Every business’s primary goal is to develop a brand that creates an association between their company and quality. Dispensary owners are no different from more traditional businesses in wanting to protect their brand; however, it is much harder to adequately protect their intellectual property (IP) due to the federal ban on cannabis and the interplay of federal and state laws.
When people refer to “intellectual property,” they are usually using that phrase as a blanket term. However, it actually encompasses three separate and distinct areas of laws. Each has different goals of what is being protected, requirements that must be met to achieve protection, and the regulations that govern.
A trademark protects brand names, phrases, logos/symbols and identifiers of the source of goods or services. Federal trademark registration with the United States Patent and Trademark Office (USPTO) is the primary way that businesses protect their brand and identifying marks that are on products and materials that they produce, because it establishes that trademark on a national level.
Federal trademark applications are not currently being approved for cannabis and cannabis-related items. Trademark examiners have rejected the mark for a variety of reasons.Usually the rejection is related to the violation of the Controlled Substances Act and the use being “unlawful.” There have been minor success stories though of applications approved for items that have a brand name or logo that relate to the business but not cannabis.
State trademark registration is a viable option that would grant strong protection to the mark, put others on notice to not infringe, and create the basis for other enforcement mechanisms within the state of registration.
Copyright protects original works of authorship and is traditionally used by those who create various types of art or images.
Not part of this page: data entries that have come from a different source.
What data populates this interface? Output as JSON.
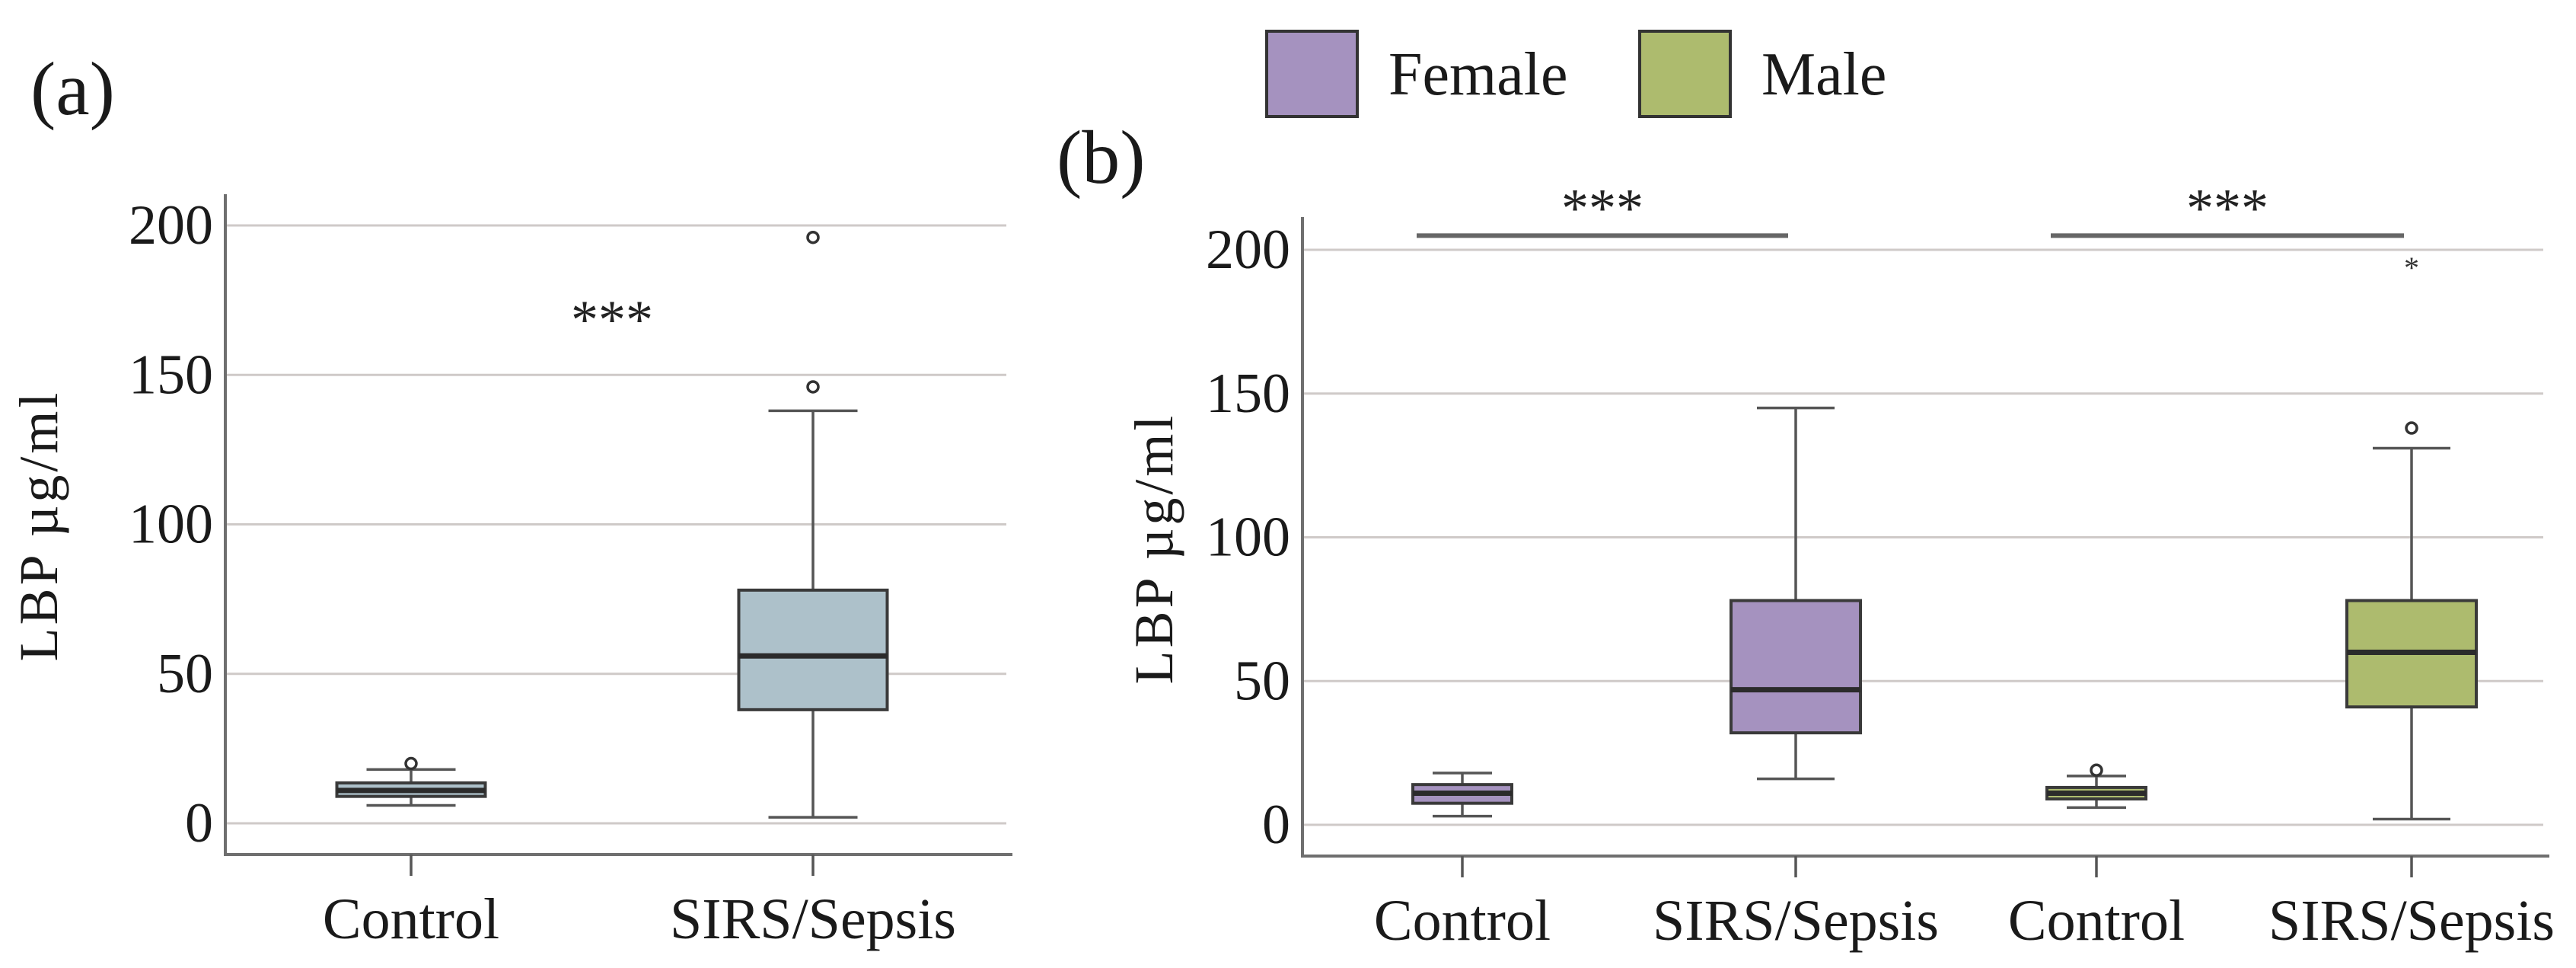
{
  "chart_data": [
    {
      "type": "box",
      "panel_label": "(a)",
      "ylabel": "LBP µg/ml",
      "ylim": [
        -12,
        210
      ],
      "yticks": [
        0,
        50,
        100,
        150,
        200
      ],
      "yticklabels": [
        "0",
        "50",
        "100",
        "150",
        "200"
      ],
      "grid": true,
      "categories": [
        "Control",
        "SIRS/Sepsis"
      ],
      "color": "#adc1ca",
      "boxes": [
        {
          "category": "Control",
          "whisker_low": 6,
          "q1": 9,
          "median": 11,
          "q3": 13.5,
          "whisker_high": 18,
          "outliers": [
            20
          ],
          "extremes": []
        },
        {
          "category": "SIRS/Sepsis",
          "whisker_low": 2,
          "q1": 38,
          "median": 56,
          "q3": 78,
          "whisker_high": 138,
          "outliers": [
            146,
            196
          ],
          "extremes": []
        }
      ],
      "annotations": [
        {
          "text": "***",
          "y": 170
        }
      ]
    },
    {
      "type": "box",
      "panel_label": "(b)",
      "ylabel": "LBP µg/ml",
      "ylim": [
        -10,
        210
      ],
      "yticks": [
        0,
        50,
        100,
        150,
        200
      ],
      "yticklabels": [
        "0",
        "50",
        "100",
        "150",
        "200"
      ],
      "grid": true,
      "categories": [
        "Control",
        "SIRS/Sepsis",
        "Control",
        "SIRS/Sepsis"
      ],
      "legend": {
        "position": "top",
        "entries": [
          {
            "label": "Female",
            "color": "#a592bf"
          },
          {
            "label": "Male",
            "color": "#adbb6e"
          }
        ]
      },
      "boxes": [
        {
          "category": "Control",
          "group": "Female",
          "whisker_low": 3,
          "q1": 7.5,
          "median": 11,
          "q3": 14,
          "whisker_high": 18,
          "outliers": [],
          "extremes": []
        },
        {
          "category": "SIRS/Sepsis",
          "group": "Female",
          "whisker_low": 16,
          "q1": 32,
          "median": 47,
          "q3": 78,
          "whisker_high": 145,
          "outliers": [],
          "extremes": []
        },
        {
          "category": "Control",
          "group": "Male",
          "whisker_low": 6,
          "q1": 9,
          "median": 11,
          "q3": 13,
          "whisker_high": 17,
          "outliers": [
            19
          ],
          "extremes": []
        },
        {
          "category": "SIRS/Sepsis",
          "group": "Male",
          "whisker_low": 2,
          "q1": 41,
          "median": 60,
          "q3": 78,
          "whisker_high": 131,
          "outliers": [
            138
          ],
          "extremes": [
            196
          ]
        }
      ],
      "annotations": [
        {
          "text": "***",
          "y": 206,
          "from": 0,
          "to": 1
        },
        {
          "text": "***",
          "y": 206,
          "from": 2,
          "to": 3
        }
      ]
    }
  ]
}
While it may not be the primary method for most businesses to protect their intellectual property assets, it may offer an alternative outside-the-box remedy for dispensary owners. The Copyright Act has no language or requirements about lawful/unlawful activity. All that is required for copyright protection is that the original work of authorship be in a fixed tangible medium of expression. Copyright registration could be applied to protect the artwork or text that relates to the brand, so long as it is an original work that the store created.
Patents protect new inventions.
While patents are also filed with the USPTO like trademarks, the regulations and requirements are different when it concerns patent approvals. Patent applications don’t question the legality of the use but have five complex requirements: patentable subject matter, novel, unobvious, useful and has an adequate description. Some in the cannabis industry, and even the U.S. government, have sought to receive patents on plants, strains and related devices with some success.
Due to the complex framework of laws that are at play when trying to protect intellectual property of anything cannabis-related, attorneys have been forced to get creative in their approach to achieving protection for their clients. It is best to discuss protection with a local intellectual property law attorney who also has a strong working knowledge of your state’s cannabis laws and can properly assess what aspects of your business you are trying to protect and the best approach in doing so.